Richard Porteous has done some great work across the Xstrata group of mines to understand the roadway development process and to quantify the effect of equipment type and capacity (including continuous miners, shuttle cars and breaker feeders), support design and installation, and the potential benefits afforded by adoption of self-drilling bolts and/or continuous haulage systems.
His studies clearly indicate that adoption of these technologies could enable instantaneous operating rates of 8-10m per operating hour to be achieved; however, the real challenge is to sustain these rates on a consistent and continuous basis – hourly, daily and weekly.
Richard also made a number of observations about how the overall development process is managed at individual mines and the opportunities available to improve development performance through improved process management and control.
On reflection, I believe many of Richard’s observations are consistent with a “lean thinking” approach, a process improvement methodology developed and refined in the Japanese auto industry in the 1980s and 1990s.
Richard’s identification of losses (waste) in the development processes are consistent with the underlying principles of lean thinking, which seek to involve all personnel in the continuous identification and elimination of waste in all its forms.
A few mines have demonstrated the potential of lean thinking by utilising its principles to significantly improve panel advance cycle times, to develop auditable panel standards and shift handover practices, and to smooth out the development process to achieve sustainable improvements in development rates.
I believe this approach is relevant and appropriate to improving development rates, gas drainage drilling, longwall production and mine services.
The challenge the industry faces is the rigour of developing, auditing and continuously improving standards and the necessity for process managers to spend most of their time underground, challenging personnel to eliminate waste in the development process.

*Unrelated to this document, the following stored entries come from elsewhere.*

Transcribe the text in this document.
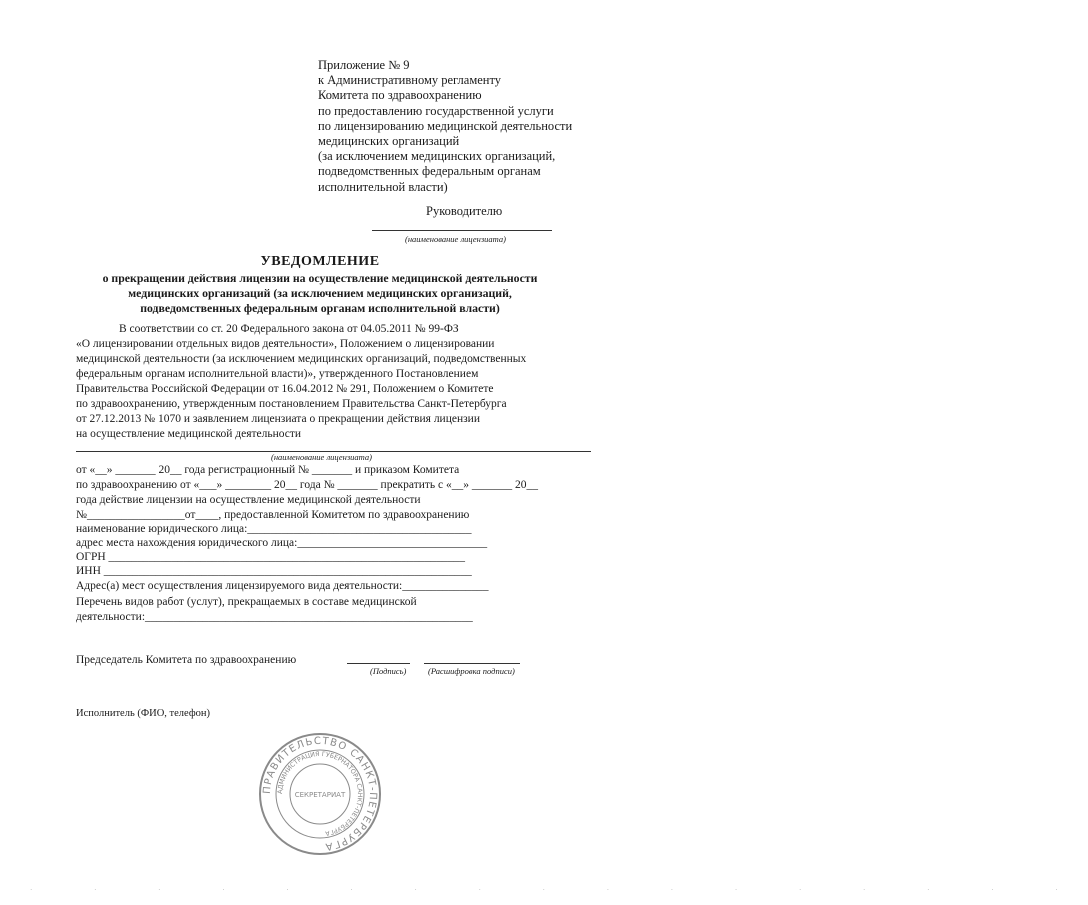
Приложение № 9
к Административному регламенту
Комитета по здравоохранению
по предоставлению государственной услуги
по лицензированию медицинской деятельности
медицинских организаций
(за исключением медицинских организаций,
подведомственных федеральным органам
исполнительной власти)
Руководителю
(наименование лицензиата)
УВЕДОМЛЕНИЕ
о прекращении действия лицензии на осуществление медицинской деятельности
медицинских организаций (за исключением медицинских организаций,
подведомственных федеральным органам исполнительной власти)
В соответствии со ст. 20 Федерального закона от 04.05.2011 № 99-ФЗ
«О лицензировании отдельных видов деятельности», Положением о лицензировании
медицинской деятельности (за исключением медицинских организаций, подведомственных
федеральным органам исполнительной власти)», утвержденного Постановлением
Правительства Российской Федерации от 16.04.2012 № 291, Положением о Комитете
по здравоохранению, утвержденным постановлением Правительства Санкт-Петербурга
от 27.12.2013 № 1070 и заявлением лицензиата о прекращении действия лицензии
на осуществление медицинской деятельности
(наименование лицензиата)
от «__» _______ 20__ года регистрационный № _______ и приказом Комитета
по здравоохранению от «___» ________ 20__ года № _______ прекратить с «__» _______ 20__
года действие лицензии на осуществление медицинской деятельности
№_________________от____, предоставленной Комитетом по здравоохранению
наименование юридического лица:_______________________________________
адрес места нахождения юридического лица:_________________________________
ОГРН ______________________________________________________________
ИНН ________________________________________________________________
Адрес(а) мест осуществления лицензируемого вида деятельности:_______________
Перечень видов работ (услут), прекращаемых в составе медицинской
деятельности:_________________________________________________________
Председатель Комитета по здравоохранению
(Подпись)	(Расшифровка подписи)
Исполнитель (ФИО, телефон)
ПРАВИТЕЛЬСТВО САНКТ-ПЕТЕРБУРГА
АДМИНИСТРАЦИЯ ГУБЕРНАТОРА САНКТ-ПЕТЕРБУРГА
СЕКРЕТАРИАТ
· · · · · · · · · · · · · · · · ·
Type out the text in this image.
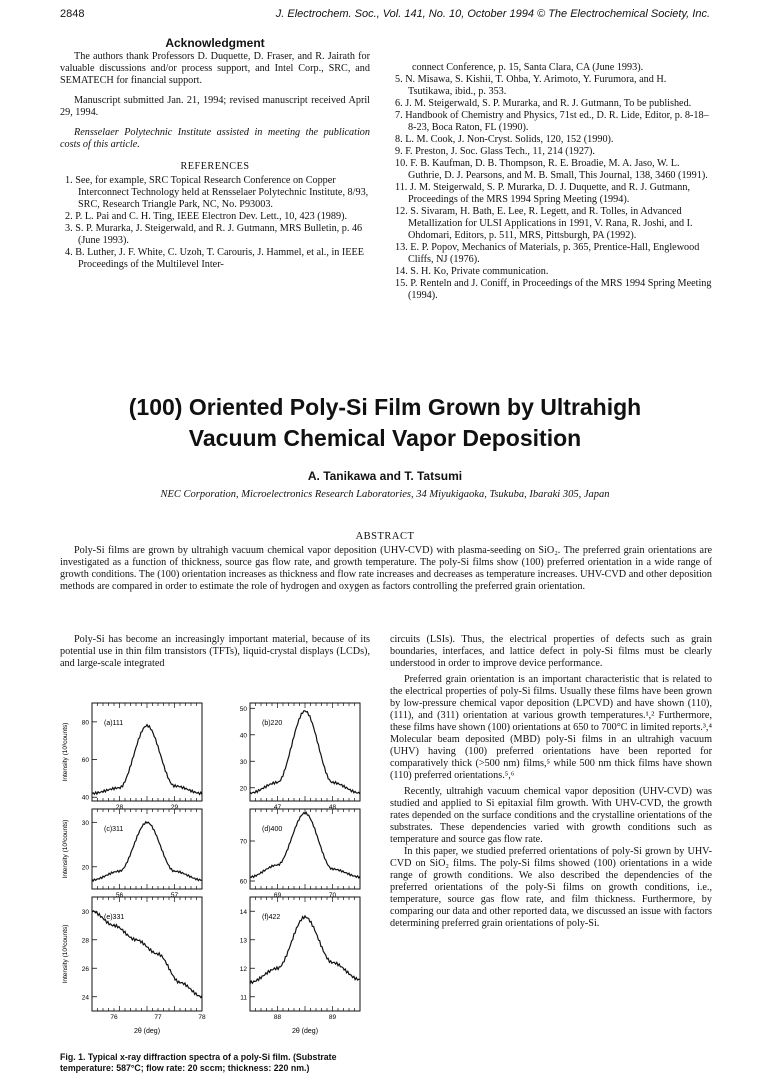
2848	J. Electrochem. Soc., Vol. 141, No. 10, October 1994 © The Electrochemical Society, Inc.
Acknowledgment

The authors thank Professors D. Duquette, D. Fraser, and R. Jairath for valuable discussions and/or process support, and Intel Corp., SRC, and SEMATECH for financial support.

Manuscript submitted Jan. 21, 1994; revised manuscript received April 29, 1994.

Rensselaer Polytechnic Institute assisted in meeting the publication costs of this article.

REFERENCES

1. See, for example, SRC Topical Research Conference on Copper Interconnect Technology held at Rensselaer Polytechnic Institute, 8/93, SRC, Research Triangle Park, NC, No. P93003.

2. P. L. Pai and C. H. Ting, IEEE Electron Dev. Lett., 10, 423 (1989).

3. S. P. Murarka, J. Steigerwald, and R. J. Gutmann, MRS Bulletin, p. 46 (June 1993).

4. B. Luther, J. F. White, C. Uzoh, T. Carouris, J. Hammel, et al., in IEEE Proceedings of the Multilevel Inter-

connect Conference, p. 15, Santa Clara, CA (June 1993).

5. N. Misawa, S. Kishii, T. Ohba, Y. Arimoto, Y. Furumora, and H. Tsutikawa, ibid., p. 353.

6. J. M. Steigerwald, S. P. Murarka, and R. J. Gutmann, To be published.

7. Handbook of Chemistry and Physics, 71st ed., D. R. Lide, Editor, p. 8-18–8-23, Boca Raton, FL (1990).

8. L. M. Cook, J. Non-Cryst. Solids, 120, 152 (1990).

9. F. Preston, J. Soc. Glass Tech., 11, 214 (1927).

10. F. B. Kaufman, D. B. Thompson, R. E. Broadie, M. A. Jaso, W. L. Guthrie, D. J. Pearsons, and M. B. Small, This Journal, 138, 3460 (1991).

11. J. M. Steigerwald, S. P. Murarka, D. J. Duquette, and R. J. Gutmann, Proceedings of the MRS 1994 Spring Meeting (1994).

12. S. Sivaram, H. Bath, E. Lee, R. Legett, and R. Tolles, in Advanced Metallization for ULSI Applications in 1991, V. Rana, R. Joshi, and I. Ohdomari, Editors, p. 511, MRS, Pittsburgh, PA (1992).

13. E. P. Popov, Mechanics of Materials, p. 365, Prentice-Hall, Englewood Cliffs, NJ (1976).

14. S. H. Ko, Private communication.

15. P. Renteln and J. Coniff, in Proceedings of the MRS 1994 Spring Meeting (1994).

(100) Oriented Poly-Si Film Grown by Ultrahigh
Vacuum Chemical Vapor Deposition
A. Tanikawa and T. Tatsumi
NEC Corporation, Microelectronics Research Laboratories, 34 Miyukigaoka, Tsukuba, Ibaraki 305, Japan
ABSTRACT

Poly-Si films are grown by ultrahigh vacuum chemical vapor deposition (UHV-CVD) with plasma-seeding on SiO₂. The preferred grain orientations are investigated as a function of thickness, source gas flow rate, and growth temperature. The poly-Si films show (100) preferred orientation in a wide range of growth conditions. The (100) orientation increases as thickness and flow rate increases and decreases as temperature increases. UHV-CVD and other deposition methods are compared in order to estimate the role of hydrogen and oxygen as factors controlling the preferred grain orientation.

Poly-Si has become an increasingly important material, because of its potential use in thin film transistors (TFTs), liquid-crystal displays (LCDs), and large-scale integrated

(a)111
40
60
80
28	29
Intensity (10³counts)	(b)220
20
30
40
50
47	48
(c)311
20
30
56	57
Intensity (10³counts)	(d)400
60
70
69	70
(e)331
24
26
28
30
76	77	78
Intensity (10³counts)
2θ (deg)
(f)422
11
12
13
14
88	89
2θ (deg)
Fig. 1. Typical x-ray diffraction spectra of a poly-Si film. (Substrate temperature: 587°C; flow rate: 20 sccm; thickness: 220 nm.)

circuits (LSIs). Thus, the electrical properties of defects such as grain boundaries, interfaces, and lattice defect in poly-Si films must be clearly understood in order to improve device performance.

Preferred grain orientation is an important characteristic that is related to the electrical properties of poly-Si films. Usually these films have been grown by low-pressure chemical vapor deposition (LPCVD) and have shown (110), (111), and (311) orientation at various growth temperatures.¹,² Furthermore, these films have shown (100) orientations at 650 to 700°C in limited reports.³,⁴ Molecular beam deposited (MBD) poly-Si films in an ultrahigh vacuum (UHV) having (100) preferred orientations have been reported for comparatively thick (>500 nm) films,⁵ while 500 nm thick films have shown (110) preferred orientations.⁵,⁶

Recently, ultrahigh vacuum chemical vapor deposition (UHV-CVD) was studied and applied to Si epitaxial film growth. With UHV-CVD, the growth rates depended on the surface conditions and the crystalline orientations of the substrates. These dependencies varied with growth conditions such as temperature and source gas flow rate.

In this paper, we studied preferred orientations of poly-Si grown by UHV-CVD on SiO₂ films. The poly-Si films showed (100) orientations in a wide range of growth conditions. We also described the dependencies of the preferred orientations of the poly-Si films on growth conditions, i.e., temperature, source gas flow rate, and film thickness. Furthermore, by comparing our data and other reported data, we discussed an issue with factors determining preferred grain orientations of poly-Si.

The real opportunity is improving roadway development performance to the extent that a single gateroad development unit can support a high-capacity longwall (with possibly another development unit in mains development).
To achieve this, we need to focus on the development and implementation of the following technologies and systems:
- First and foremost, self-drilling roof bolts and rib bolts.
- Secondly, automation of the drilling process to enable bolts to be installed consistently and repeatedly to predetermined standards and support designs.
- Thirdly, either automation of the mesh handling systems or development of an alternative skin confinement system such as ToughSkin (manual installation of mesh defeats some of the benefit of developing self-drilling bolts and automated drilling systems – getting people out of the immediate face area).
I also consider that we should perhaps start to challenge our current 5.2m wide roadway paradigm.
We now want to put automated bolting and meshing systems on board continuous miners, and also consider automated long tendon installation – where is it all going to fit?
One option may be to mine a wider roadway (say 6.0-6.5m) and create additional real estate on the existing machine chassis to which these additional systems can be fitted.
A wider roadway may require additional strata support, but with more efficient on-board strata support systems in a wider roadway, improved advance rates might also be achievable.